Teachers are shown in only one-in-every-twelve images in the highest ICSEA
schools, principals in only one-in-every-fifty images. Non-elite schools are something of an outlier in above average schools, with many more images of teachers than the
other two school groups. But below average schools are an outlier in the opposite direction.
Table 16 People in images (all materials)
Student Teacher Principal
Elite 91% 8% 2%
Above Average 90% 8% 2%
Non-elite 95% 14% 8%
Below Average 92% 2% 2%
*note: percentages do not add to 100% as students, teachers and principals can appear in the same image and some images do not contain people.

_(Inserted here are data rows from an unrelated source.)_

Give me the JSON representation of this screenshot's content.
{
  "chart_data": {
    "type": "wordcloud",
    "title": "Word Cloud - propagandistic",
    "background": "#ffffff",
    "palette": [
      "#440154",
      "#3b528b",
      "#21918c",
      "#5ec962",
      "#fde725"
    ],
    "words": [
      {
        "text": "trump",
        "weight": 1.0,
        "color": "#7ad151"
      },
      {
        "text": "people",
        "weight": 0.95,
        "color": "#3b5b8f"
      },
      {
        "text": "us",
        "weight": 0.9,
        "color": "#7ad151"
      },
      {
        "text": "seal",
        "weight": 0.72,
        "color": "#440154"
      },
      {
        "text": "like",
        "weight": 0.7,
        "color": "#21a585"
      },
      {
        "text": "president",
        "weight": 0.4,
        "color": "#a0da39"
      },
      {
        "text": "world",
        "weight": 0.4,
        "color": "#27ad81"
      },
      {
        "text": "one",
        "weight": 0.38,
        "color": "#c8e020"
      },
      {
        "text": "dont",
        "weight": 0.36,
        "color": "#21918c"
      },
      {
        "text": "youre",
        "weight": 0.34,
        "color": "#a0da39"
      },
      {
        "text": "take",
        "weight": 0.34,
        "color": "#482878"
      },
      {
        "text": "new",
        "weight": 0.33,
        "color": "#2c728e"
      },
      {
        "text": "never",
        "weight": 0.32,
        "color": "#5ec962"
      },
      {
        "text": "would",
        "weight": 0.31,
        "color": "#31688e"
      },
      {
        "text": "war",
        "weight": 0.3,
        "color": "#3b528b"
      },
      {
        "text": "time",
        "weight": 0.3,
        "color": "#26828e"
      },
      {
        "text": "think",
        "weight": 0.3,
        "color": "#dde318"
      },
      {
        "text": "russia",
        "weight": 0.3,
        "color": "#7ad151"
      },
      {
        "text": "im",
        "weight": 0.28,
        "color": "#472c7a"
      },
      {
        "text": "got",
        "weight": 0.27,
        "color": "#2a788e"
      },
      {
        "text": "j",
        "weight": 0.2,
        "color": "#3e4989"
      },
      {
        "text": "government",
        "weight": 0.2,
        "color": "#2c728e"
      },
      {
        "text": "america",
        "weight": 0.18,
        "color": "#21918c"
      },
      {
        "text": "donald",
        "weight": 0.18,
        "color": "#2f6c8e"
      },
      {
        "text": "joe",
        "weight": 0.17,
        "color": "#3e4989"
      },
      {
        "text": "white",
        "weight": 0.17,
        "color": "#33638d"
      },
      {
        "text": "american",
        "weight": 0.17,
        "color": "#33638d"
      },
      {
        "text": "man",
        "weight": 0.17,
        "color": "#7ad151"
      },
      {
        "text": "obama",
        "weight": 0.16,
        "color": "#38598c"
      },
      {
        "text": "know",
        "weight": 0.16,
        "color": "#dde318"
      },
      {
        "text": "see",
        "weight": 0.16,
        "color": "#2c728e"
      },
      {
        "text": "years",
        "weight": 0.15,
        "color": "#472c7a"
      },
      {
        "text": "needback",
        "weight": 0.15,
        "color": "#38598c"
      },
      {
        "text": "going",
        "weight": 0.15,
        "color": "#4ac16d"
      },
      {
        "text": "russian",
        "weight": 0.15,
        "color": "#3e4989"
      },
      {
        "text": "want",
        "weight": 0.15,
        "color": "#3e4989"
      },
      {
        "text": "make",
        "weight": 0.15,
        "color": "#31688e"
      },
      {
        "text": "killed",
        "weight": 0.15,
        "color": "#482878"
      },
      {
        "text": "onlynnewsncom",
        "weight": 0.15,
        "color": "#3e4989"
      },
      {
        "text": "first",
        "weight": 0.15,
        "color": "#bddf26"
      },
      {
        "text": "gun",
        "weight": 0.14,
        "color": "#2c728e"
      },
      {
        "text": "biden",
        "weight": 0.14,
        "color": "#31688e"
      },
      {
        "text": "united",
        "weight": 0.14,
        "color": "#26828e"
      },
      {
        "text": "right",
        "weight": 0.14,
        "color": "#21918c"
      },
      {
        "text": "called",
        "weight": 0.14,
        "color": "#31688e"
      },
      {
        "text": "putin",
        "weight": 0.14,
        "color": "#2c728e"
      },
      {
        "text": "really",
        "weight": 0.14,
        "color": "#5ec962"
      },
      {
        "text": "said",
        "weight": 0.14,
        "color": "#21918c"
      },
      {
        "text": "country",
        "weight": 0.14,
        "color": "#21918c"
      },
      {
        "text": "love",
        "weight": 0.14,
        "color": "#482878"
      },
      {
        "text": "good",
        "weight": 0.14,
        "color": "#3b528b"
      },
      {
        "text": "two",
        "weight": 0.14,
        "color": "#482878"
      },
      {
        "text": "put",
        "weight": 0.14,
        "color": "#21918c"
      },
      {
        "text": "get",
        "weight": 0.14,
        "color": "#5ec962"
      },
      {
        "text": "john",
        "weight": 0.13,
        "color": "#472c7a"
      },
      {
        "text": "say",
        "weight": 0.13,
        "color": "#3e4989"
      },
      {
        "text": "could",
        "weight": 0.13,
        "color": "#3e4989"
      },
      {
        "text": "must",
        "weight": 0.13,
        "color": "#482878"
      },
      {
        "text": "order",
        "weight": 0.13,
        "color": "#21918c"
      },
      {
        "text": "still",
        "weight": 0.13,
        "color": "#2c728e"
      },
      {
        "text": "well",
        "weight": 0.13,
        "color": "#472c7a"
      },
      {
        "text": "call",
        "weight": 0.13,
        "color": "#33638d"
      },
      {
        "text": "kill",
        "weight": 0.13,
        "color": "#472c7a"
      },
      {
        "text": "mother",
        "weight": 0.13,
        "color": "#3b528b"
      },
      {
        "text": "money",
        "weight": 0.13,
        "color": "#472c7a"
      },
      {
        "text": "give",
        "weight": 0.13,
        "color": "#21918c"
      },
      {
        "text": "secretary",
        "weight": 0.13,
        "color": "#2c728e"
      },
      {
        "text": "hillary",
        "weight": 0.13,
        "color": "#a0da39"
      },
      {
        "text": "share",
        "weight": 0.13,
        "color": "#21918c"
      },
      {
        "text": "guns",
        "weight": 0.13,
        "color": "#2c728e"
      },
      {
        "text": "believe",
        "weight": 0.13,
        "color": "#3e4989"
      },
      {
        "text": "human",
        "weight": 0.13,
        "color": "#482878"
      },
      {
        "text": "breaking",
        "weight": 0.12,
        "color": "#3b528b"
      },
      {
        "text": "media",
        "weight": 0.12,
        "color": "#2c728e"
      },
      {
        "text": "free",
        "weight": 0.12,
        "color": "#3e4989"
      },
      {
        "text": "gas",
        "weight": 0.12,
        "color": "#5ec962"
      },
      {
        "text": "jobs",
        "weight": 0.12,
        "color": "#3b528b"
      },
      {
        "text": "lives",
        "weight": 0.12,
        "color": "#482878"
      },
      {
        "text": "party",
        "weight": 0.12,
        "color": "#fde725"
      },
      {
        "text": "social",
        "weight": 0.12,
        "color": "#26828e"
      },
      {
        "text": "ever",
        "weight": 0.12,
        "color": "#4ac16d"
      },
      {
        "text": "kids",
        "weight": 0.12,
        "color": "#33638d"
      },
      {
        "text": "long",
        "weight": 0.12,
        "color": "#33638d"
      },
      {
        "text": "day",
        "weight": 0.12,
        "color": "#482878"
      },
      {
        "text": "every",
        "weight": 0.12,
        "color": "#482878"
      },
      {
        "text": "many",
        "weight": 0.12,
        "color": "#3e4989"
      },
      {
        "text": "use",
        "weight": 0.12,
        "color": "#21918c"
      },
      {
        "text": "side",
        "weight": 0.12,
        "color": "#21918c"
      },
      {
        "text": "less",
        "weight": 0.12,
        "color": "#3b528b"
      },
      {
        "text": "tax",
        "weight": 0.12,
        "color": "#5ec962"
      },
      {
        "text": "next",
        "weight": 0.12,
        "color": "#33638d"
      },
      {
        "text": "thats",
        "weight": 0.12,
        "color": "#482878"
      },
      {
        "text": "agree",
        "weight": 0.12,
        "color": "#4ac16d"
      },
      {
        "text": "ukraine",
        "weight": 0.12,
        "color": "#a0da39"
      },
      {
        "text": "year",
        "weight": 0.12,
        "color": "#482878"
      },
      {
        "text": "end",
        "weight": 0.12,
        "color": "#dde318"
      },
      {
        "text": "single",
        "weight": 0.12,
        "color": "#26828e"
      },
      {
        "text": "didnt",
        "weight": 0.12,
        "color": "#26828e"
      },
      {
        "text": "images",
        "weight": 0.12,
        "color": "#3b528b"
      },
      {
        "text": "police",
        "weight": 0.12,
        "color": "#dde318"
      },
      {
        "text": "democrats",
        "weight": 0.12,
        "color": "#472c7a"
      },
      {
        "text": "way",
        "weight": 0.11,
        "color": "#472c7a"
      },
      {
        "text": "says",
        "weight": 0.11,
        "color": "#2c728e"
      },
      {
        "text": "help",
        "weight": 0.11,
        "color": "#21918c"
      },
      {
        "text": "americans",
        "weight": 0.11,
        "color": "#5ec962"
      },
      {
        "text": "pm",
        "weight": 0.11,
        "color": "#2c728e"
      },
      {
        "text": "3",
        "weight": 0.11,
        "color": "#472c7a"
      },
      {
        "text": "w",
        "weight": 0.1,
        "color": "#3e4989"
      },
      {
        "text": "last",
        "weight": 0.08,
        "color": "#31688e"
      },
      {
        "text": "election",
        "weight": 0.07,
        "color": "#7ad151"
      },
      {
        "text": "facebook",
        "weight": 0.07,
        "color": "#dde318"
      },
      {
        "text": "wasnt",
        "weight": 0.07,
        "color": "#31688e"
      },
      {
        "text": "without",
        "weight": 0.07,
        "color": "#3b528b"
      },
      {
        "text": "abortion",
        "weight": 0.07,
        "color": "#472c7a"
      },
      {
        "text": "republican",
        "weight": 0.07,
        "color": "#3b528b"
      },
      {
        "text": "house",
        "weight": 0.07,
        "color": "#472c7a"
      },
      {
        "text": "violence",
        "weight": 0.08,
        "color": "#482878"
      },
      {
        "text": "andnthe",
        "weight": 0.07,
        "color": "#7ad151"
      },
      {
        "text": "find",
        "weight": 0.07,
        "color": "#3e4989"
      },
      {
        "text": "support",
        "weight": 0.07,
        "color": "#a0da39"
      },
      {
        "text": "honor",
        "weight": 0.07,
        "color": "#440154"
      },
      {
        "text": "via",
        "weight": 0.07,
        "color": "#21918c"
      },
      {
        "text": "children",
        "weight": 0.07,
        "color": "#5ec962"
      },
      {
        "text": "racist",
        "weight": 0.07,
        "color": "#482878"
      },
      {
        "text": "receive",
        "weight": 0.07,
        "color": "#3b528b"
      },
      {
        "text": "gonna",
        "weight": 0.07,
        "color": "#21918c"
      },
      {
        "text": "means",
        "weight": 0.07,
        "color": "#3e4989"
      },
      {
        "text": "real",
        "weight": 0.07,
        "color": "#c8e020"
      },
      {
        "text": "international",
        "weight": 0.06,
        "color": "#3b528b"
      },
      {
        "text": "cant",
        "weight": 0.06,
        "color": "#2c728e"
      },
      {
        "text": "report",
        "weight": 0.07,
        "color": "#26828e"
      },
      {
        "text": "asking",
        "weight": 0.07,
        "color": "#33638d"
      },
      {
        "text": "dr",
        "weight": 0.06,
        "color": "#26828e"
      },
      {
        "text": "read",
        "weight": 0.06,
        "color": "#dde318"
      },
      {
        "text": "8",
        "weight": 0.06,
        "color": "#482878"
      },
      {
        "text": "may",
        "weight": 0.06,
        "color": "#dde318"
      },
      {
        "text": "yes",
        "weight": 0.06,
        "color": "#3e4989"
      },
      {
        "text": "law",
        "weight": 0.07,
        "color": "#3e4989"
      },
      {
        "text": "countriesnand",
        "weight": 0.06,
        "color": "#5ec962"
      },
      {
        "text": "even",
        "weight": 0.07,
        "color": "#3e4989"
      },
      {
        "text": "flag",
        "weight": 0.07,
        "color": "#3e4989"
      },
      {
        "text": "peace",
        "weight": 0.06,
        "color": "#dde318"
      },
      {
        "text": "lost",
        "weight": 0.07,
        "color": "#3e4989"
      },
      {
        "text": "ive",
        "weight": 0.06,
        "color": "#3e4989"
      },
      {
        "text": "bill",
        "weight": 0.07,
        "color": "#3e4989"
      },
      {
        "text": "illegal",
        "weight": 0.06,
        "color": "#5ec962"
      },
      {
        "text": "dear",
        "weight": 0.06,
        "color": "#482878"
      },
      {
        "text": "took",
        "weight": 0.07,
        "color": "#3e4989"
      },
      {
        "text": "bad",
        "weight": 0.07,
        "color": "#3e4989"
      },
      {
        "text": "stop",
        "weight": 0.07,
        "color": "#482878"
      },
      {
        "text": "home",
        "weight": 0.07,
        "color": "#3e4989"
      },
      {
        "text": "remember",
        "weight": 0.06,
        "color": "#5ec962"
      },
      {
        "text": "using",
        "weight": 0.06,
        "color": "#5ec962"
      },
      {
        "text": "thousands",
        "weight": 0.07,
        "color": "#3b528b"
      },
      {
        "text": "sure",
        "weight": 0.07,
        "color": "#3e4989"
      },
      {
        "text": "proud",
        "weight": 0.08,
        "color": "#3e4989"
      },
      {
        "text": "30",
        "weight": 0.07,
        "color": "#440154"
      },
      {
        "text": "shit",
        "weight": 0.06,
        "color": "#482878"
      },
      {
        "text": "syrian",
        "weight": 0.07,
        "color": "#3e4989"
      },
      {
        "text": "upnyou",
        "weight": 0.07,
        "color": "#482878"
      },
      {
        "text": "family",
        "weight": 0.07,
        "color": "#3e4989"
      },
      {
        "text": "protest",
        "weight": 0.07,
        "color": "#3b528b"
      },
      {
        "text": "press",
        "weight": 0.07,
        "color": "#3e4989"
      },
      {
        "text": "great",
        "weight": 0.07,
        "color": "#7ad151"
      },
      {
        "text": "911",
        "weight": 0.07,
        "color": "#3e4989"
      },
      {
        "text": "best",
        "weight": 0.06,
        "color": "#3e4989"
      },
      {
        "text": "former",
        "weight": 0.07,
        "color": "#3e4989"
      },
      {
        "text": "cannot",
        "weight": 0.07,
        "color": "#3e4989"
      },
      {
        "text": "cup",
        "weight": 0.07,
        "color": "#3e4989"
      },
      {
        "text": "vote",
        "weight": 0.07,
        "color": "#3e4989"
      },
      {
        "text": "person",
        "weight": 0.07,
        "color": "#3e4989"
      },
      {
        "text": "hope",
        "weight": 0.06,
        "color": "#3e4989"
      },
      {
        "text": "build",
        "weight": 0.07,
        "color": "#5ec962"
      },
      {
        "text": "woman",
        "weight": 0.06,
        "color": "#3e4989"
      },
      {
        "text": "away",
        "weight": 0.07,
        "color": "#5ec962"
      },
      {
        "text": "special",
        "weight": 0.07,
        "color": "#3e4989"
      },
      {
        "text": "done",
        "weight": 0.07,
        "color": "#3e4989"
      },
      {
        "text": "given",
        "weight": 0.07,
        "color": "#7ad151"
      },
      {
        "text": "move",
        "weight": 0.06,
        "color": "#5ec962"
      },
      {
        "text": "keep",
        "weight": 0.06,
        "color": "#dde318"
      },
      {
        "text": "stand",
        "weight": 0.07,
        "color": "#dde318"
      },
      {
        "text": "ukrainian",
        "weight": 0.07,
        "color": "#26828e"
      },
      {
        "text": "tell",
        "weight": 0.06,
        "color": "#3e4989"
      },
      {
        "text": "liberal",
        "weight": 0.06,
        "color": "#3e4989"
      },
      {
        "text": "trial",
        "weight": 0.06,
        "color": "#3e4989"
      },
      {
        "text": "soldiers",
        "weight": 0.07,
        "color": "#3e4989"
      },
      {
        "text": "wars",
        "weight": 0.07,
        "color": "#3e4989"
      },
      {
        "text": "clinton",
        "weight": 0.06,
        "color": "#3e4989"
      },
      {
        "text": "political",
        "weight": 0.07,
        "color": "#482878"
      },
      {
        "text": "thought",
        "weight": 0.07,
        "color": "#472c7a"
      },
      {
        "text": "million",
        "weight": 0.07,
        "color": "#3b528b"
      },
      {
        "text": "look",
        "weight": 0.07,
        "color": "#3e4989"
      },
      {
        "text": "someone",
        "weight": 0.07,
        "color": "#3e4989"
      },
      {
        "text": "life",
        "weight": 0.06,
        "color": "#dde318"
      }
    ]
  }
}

The most significant result here is the remarkable absence of teachers in the
photographs that accompany the marketing materials of below average government schools. While teachers appear in one-in-twelve above average government school images, they appear in only one-in-fifty below average government school images. Since teachers are the most direct instrument for imposing school discipline, this finding may initially appear to contradict the overall contention of this thesis,
however, the implications of this finding will be discussed in more detail in chapter 8.
Teacher Qualifications
Hooper (2011) found that marketing materials from the nineteenth century often listed the qualifications of all teachers at the school, often going so far as to name the
teachers. This is rarely done today in elite marketing materials. Only one school in the sample, non-elite NEPS1082, supplied a table showing the highest qualifications attained by the teachers. As Hooper says,
Yet contemporary advertisements, by contrast, only rarely identify individual teachers, and if mentioned at all, it is only in a generic sense: they are ‘highly experienced’ at PLC, ‘caring and professional’ at Xavier College, ‘dedicated and experienced’ at Ivanhoe Girls’ Grammar School, ‘passionate’ at Loretto, and ‘dedicated and nurturing’ at MLC (p. 13).
This finding of a generalised description of teacher qualifications has been confirmed here too. Any reference to teacher qualifications rarely constitutes anything like a major part of the text of these prospectuses. Table 17 shows that across the various school ICSEA groups the schools present similar proportions of text discussing teacher qualifications and skills, although, again below average government schools dedicate proportionately less text to this than do other schools.
Table 17 Sentences discussing teacher qualifications
Elite 3%
Above Average 3%
Non-elite 4%
Below Average 2%
However, what is said about teachers and their role in teaching students is highly dependent on the ICSEA group the school belongs to.